We didn't test JAX-WS RI yet, but its reputation seems to put it on the top of the list.
See
http://wiki.apache.org/ws/StackComparison for useful informations and comparison of the existing WS-Stacks.
About your problem, I fear there is no solution. We alreaded discussed this point a long time. You can call it (though I'm sure other people already used this expression) "Disk-Memory mismatch" to get it.
In fact, where you have, say, a A that has a list of Bs, with each B having a C. Then there's no proper way to directly send an A if you just want this one with no relations loaded. The lazy principle will certainly never be generalized to WSDL and such other things, and maybe it's better, (I didn't decide for me yet :)).

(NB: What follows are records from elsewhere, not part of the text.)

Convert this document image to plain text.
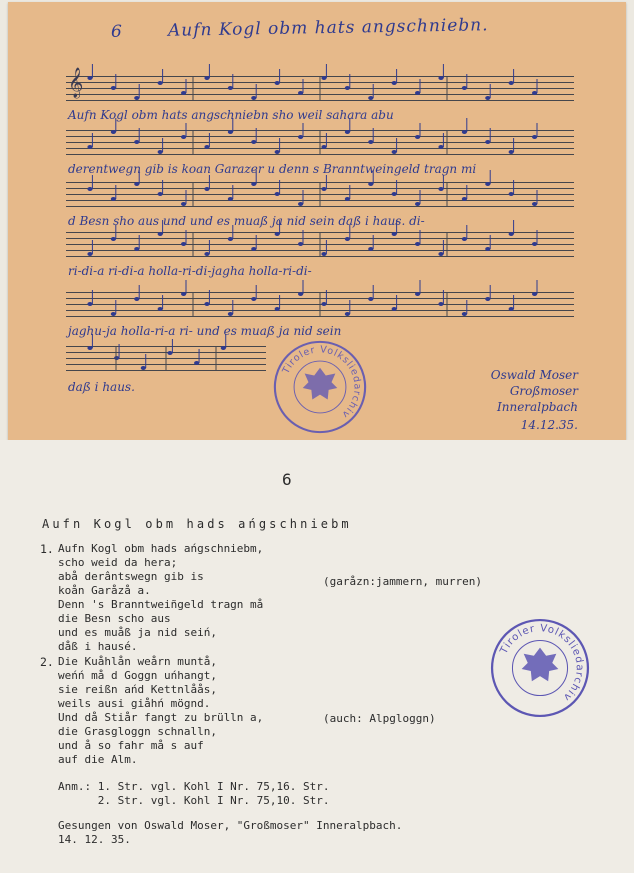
6	Aufn Kogl obm hats angschniebn.
Aufn Kogl obm hats angschniebn sho weil sahara abu
derentwegn gib is koan Garazer u denn s Branntweingeld tragn mi
d Besn sho aus und und es muaß ja nid sein daß i haus. di-
ri-di-a ri-di-a holla-ri-di-jagha holla-ri-di-
jaghu-ja holla-ri-a ri- und es muaß ja nid sein
daß i haus.
𝄞
Oswald Moser
Großmoser
Inneralpbach
14.12.35.
Tiroler Volksliedarchiv
6
Aufn Kogl obm hads ańgschniebm
1. Aufn Kogl obm hads ańgschniebm,
scho weid da hera;
abå derântswegn gib is
koån Garåzå a.
Denn 's Branntweiñgeld tragn må
die Besn scho aus
und es muåß ja nid seiń,
dåß i hausé.
(garåzn:jammern, murren)
2. Die Kuåhlån weårn muntå,
weńń må d Goggn uńhangt,
sie reißn ańd Kettnlåås,
weils ausi giåhń mögnd.
Und då Stiår fangt zu brülln a,
die Grasgloggn schnalln,
und å so fahr må s auf
auf die Alm.
(auch: Alpgloggn)
Anm.: 1. Str. vgl. Kohl I Nr. 75,16. Str.
2. Str. vgl. Kohl I Nr. 75,10. Str.
Gesungen von Oswald Moser, "Großmoser" Inneralpbach.
14. 12. 35.
Tiroler Volksliedarchiv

So the only way is to define DTOs. So, the thing is : exposing WS with @WebService since recent works has become a real pleasure. BUT, it didn't and maybe never will provide patterns for dealing with object graphs... SO you end up having to deal with say, one DTO
graph for each method if necessary.
I didn't have time to investigate this, but I think there could be solutions where those DTOs wouldn't have to be manually written : generating those ones before passing to the WS-Stack for serializing could do the trick.
This way, you would get:
* on the client side : A proper and usable graph when deserialized
* on the server/business code side : No overhead due to the numerous DTOs to develop. I think you would just have to find a way to coordinate loaded graph (by getting the setFetchMode() called or something like that) and the dynamic dto creation.
My 2 cents :-)